The unofficial Nat and Anna Parker fansite

Wolf Hall / Bring Up the Bodies, Aldwych Theatre - theatre review
London Evening Standard,
Henry Hitchings
19 May 2014

The intrigue fizzes, and the dialogue continually surprises, switching between delicious lyricsm and a bracing simplicity.

Wolf Hall 5 stars / Bring Up the Bodies 4 stars

Hilary Mantel's novels Wolf Hall and Bring Up the Bodies, both winners of the Man Booker Prize, present a haunting vision of Tudor politics. Their portraits of Henry VIII and his enigmatic minister Thomas Cromwell are startlingly persuasive.

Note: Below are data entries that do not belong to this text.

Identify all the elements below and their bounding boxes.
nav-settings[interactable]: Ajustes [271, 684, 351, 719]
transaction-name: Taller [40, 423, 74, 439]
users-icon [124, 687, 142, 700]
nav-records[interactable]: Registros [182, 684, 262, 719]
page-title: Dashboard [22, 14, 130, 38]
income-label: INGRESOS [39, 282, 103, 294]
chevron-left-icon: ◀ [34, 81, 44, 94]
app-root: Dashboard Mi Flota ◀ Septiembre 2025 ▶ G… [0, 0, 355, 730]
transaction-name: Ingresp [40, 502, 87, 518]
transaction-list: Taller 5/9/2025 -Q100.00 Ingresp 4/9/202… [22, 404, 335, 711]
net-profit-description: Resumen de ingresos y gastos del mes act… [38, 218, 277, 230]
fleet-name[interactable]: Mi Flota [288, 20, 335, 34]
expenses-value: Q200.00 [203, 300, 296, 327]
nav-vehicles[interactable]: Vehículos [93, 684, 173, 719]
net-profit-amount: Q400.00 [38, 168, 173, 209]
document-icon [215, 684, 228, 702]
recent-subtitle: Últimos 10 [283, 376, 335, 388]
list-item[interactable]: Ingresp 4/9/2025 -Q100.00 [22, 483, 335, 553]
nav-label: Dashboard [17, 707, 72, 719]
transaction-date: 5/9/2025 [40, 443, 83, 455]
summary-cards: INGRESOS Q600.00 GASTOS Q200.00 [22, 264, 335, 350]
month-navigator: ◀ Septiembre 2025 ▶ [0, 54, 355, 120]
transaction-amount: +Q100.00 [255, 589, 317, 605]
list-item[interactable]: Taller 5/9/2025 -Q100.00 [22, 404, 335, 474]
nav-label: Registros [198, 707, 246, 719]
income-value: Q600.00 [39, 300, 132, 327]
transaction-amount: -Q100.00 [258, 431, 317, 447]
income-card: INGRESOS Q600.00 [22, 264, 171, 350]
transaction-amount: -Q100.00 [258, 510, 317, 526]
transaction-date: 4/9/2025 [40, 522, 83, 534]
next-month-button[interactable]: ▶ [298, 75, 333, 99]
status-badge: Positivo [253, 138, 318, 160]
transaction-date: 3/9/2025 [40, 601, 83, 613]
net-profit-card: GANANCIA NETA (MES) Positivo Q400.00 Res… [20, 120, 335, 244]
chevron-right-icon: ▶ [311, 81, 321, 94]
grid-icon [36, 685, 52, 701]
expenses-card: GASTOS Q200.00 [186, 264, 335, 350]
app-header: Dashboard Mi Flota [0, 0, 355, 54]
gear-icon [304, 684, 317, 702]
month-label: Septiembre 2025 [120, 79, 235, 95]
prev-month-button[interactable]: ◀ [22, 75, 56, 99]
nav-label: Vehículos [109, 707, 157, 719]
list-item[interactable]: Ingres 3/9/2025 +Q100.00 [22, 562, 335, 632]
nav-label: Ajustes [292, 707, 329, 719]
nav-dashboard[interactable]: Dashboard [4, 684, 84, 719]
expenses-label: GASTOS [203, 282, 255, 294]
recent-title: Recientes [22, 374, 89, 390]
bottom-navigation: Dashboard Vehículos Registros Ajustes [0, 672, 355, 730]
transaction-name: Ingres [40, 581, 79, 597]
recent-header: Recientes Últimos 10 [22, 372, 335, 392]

These adaptations by Mike Poulton are a remarkable achievement, compressing over 1,000 pages into two plays that preserve the books' absorbing density but are also admirably crisp and clear. When they premiered at Stratford-upon-Avon in January, they struck me as brisk and gripping yet not obviously amusing. Here they feel funnier and broader as well as shorter (though they still have a combined running time of around five and a half hours).

Ben Miles's Cromwell has also taken on a different hue. Instead of seeming watchful and detached, he's now more engaging. Miles is superb, conveying Cromwell’s charisma and efficiency in a style that’s both relaxed and magnetic. He elucidates the complexities of a very public man with a carefully guarded private life, for instance showing that even as Cromwell becomes tougher he remains convinced of his sensitivity.

Director Jeremy Herrin marshals a large cast with impressive fluency.

Aside from Miles, the star is Nathaniel Parker as Henry VIII. He is at his best in the moments where we see the vulnerability behind the bluster, and this is never more apparent than in his awkward awareness that his poetry may not be quite as good as his sycophantic hangers-on insist.

Lydia Lenonard's power-hungry and later power-crazed Anne Boleyn is a fascinating mix of seductiveness and savagery, while Lucy Briers has a meticulous severity as Katharine of Aragon. John Ramm's finely observed Thomas More looks uncannily like the famous Holbein portrait of that patient master of piolitical philosophy. There's deft work in smaller roles too, with Joshua Silver perfectly understated as Cromwell's clerk Rafe Sadler and Joey Batey suitably slippery as adulterous musician Mark Smeaton.

Crucially, Poulton reproduces Mantel's ability to have fun with the past while also valuing authenticity. Through her layered, fresh and exact prose Mantel makes the 16th-century feel racy and accessible, and those qualities are always evident here. This is a brutal world, suffused with violence and chicanery.The intrigue fizzes, and the dialogue continually surprises, switching between delicious lyricsm and a bracing simplicity.

Wolf Hall is the more excitingly tense of the two plays and could certainly be savoured on its own. But seeing both productions offers richer rewards.